Name an emotion that was hard to manage this week.
Answers will vary (e.g., anger, sadness, shame).
What is one DBT skill you used this week?
Answers will vary: Mindfulness, DEAR MAN, TIPP, etc.
True or False: Having urges means you failed.
False – Urges are natural; success comes from how you respond.
What is one way you were kind to yourself this week?
Answers vary: Resting, positive self-talk, saying no
What was your biggest success this week?
Answers vary: Used skills, avoided urges, communicated needs, etc.
Which emotion is often paired with frustration and can cause outbursts?
Anger
What DBT skill is used to accept the present moment without judgment?
Mindfulness
What did you do instead of acting on a harmful urge?
Answers vary: Used distraction, called a friend, used self-soothe skills.
How can practicing self-validation show self-compassion?
It means acknowledging your feelings as valid instead of judging yourself.
What is something you would do differently next time?
Answers vary: “Use mindfulness earlier,” “Communicate more calmly.”
What emotion do you feel when you think you’ve disappointed others?
Shame or guilt
What DBT module teaches you how to manage intense feelings?
Emotion Regulation
Describe a time this week you noticed an urge early and used a skill to cope.
Answers vary; ex: "I wanted to self-harm, but I used ice cubes to cope."
Describe a moment this week where you forgave yourself.
Answers vary: "I missed a task but reminded myself it's okay to have bad days."
What’s one DBT skill that worked well for you this week?

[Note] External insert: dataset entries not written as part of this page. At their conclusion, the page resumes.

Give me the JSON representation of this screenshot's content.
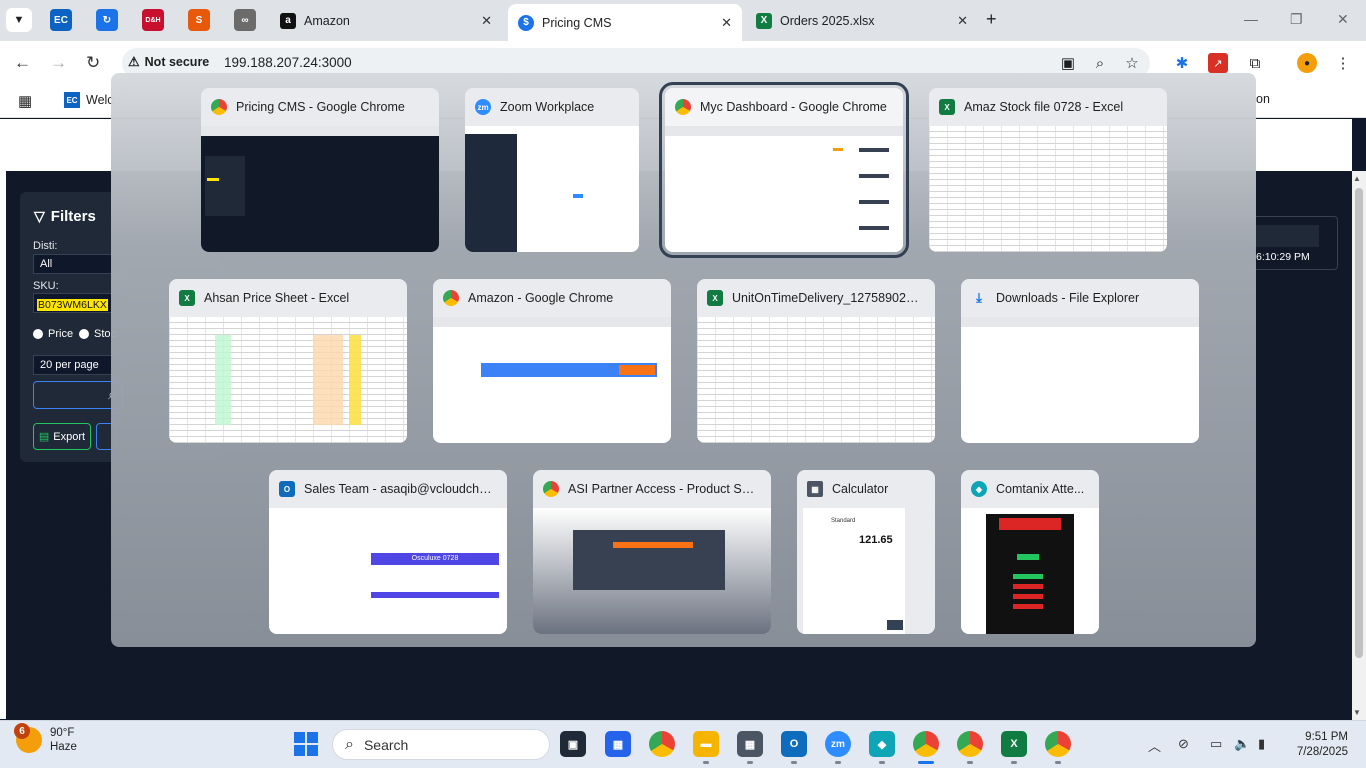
{
  "browser": {
    "pinned_tabs": [
      {
        "icon": "ec-icon",
        "color": "#0c63c4"
      },
      {
        "icon": "sync-icon",
        "color": "#1a73e8"
      },
      {
        "icon": "dh-icon",
        "color": "#c8102e",
        "text": "D&H"
      },
      {
        "icon": "s-icon",
        "color": "#e8590c"
      },
      {
        "icon": "binoculars-icon",
        "color": "#555555"
      }
    ],
    "tabs": [
      {
        "title": "Amazon",
        "icon": "amazon-icon",
        "active": false
      },
      {
        "title": "Pricing CMS",
        "icon": "dollar-icon",
        "active": true
      },
      {
        "title": "Orders 2025.xlsx",
        "icon": "excel-icon",
        "active": false
      }
    ],
    "security_label": "Not secure",
    "url": "199.188.207.24:3000",
    "bookmarks": {
      "first_label": "Welc",
      "last_label": "on"
    }
  },
  "page": {
    "filters_title": "Filters",
    "disti_label": "Disti:",
    "disti_value": "All",
    "sku_label": "SKU:",
    "sku_value": "B073WM6LKX",
    "radio_price": "Price",
    "radio_stock": "Stoc",
    "per_page": "20 per page",
    "export_label": "Export",
    "timestamp": "6:10:29 PM"
  },
  "switcher": {
    "windows": [
      {
        "title": "Pricing CMS - Google Chrome",
        "app": "chrome",
        "selected": false
      },
      {
        "title": "Zoom Workplace",
        "app": "zoom",
        "selected": false
      },
      {
        "title": "Myc Dashboard - Google Chrome",
        "app": "chrome",
        "selected": true
      },
      {
        "title": "Amaz Stock file 0728 - Excel",
        "app": "excel",
        "selected": false
      },
      {
        "title": "Ahsan Price Sheet - Excel",
        "app": "excel",
        "selected": false
      },
      {
        "title": "Amazon - Google Chrome",
        "app": "chrome",
        "selected": false
      },
      {
        "title": "UnitOnTimeDelivery_1275890202...",
        "app": "excel",
        "selected": false
      },
      {
        "title": "Downloads - File Explorer",
        "app": "explorer",
        "selected": false
      },
      {
        "title": "Sales Team - asaqib@vcloudchoic...",
        "app": "outlook",
        "selected": false
      },
      {
        "title": "ASI Partner Access - Product Sear...",
        "app": "chrome",
        "selected": false
      },
      {
        "title": "Calculator",
        "app": "calculator",
        "selected": false
      },
      {
        "title": "Comtanix Atte...",
        "app": "comtanix",
        "selected": false
      }
    ],
    "calculator_display": "121.65",
    "calculator_mode": "Standard",
    "outlook_banner": "Osculuxe 0728"
  },
  "taskbar": {
    "weather_badge": "6",
    "temperature": "90°F",
    "condition": "Haze",
    "search_placeholder": "Search",
    "time": "9:51 PM",
    "date": "7/28/2025"
  },
  "colors": {
    "chrome_blue": "#1a73e8",
    "excel_green": "#107c41",
    "zoom_blue": "#2d8cff",
    "outlook_blue": "#0f6cbd",
    "page_dark": "#111827"
  }
}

Answers vary: Opposite Action, STOP skill, DEAR MAN
How would you rate your anxiety this week (1–10), and how did you handle it?
Answers will vary; examples: "7 – I used paced breathing and grounding."
What does the acronym "DEAR MAN" help with?
It helps with assertive communication and getting needs met effectively.
What DBT skill can help when you feel the urge to self-harm or use substances?
Distress Tolerance Skills like Self-Soothe or TIP
Give an example of replacing negative self-talk with supportive inner dialogue.
“I’m a failure” → “I’m struggling right now, but I’m doing my best.”
Which emotion was easiest to manage this week, and why?
Answers vary: “Happiness – I felt calm after using self-care.”
Why is it important to identify your emotions before responding to them?
Because awareness of emotions helps you choose appropriate DBT skills and avoid impulsive reactions.
Which skill from distress tolerance can help during emotional emergencies?
TIPP (Temperature, Intense Exercise, Paced Breathing, Paired Muscle Relaxation)
What long-term effect can avoiding urges through skills have on mental health?
It can build confidence, increase emotional regulation, and decrease impulsive behaviors.
What does radical acceptance mean in terms of self-compassion?
It means accepting reality as it is, even if painful, without trying to fight or deny it.
How can reflecting on the week help you grow emotionally?
It helps you track progress, build insight, and improve future skill use.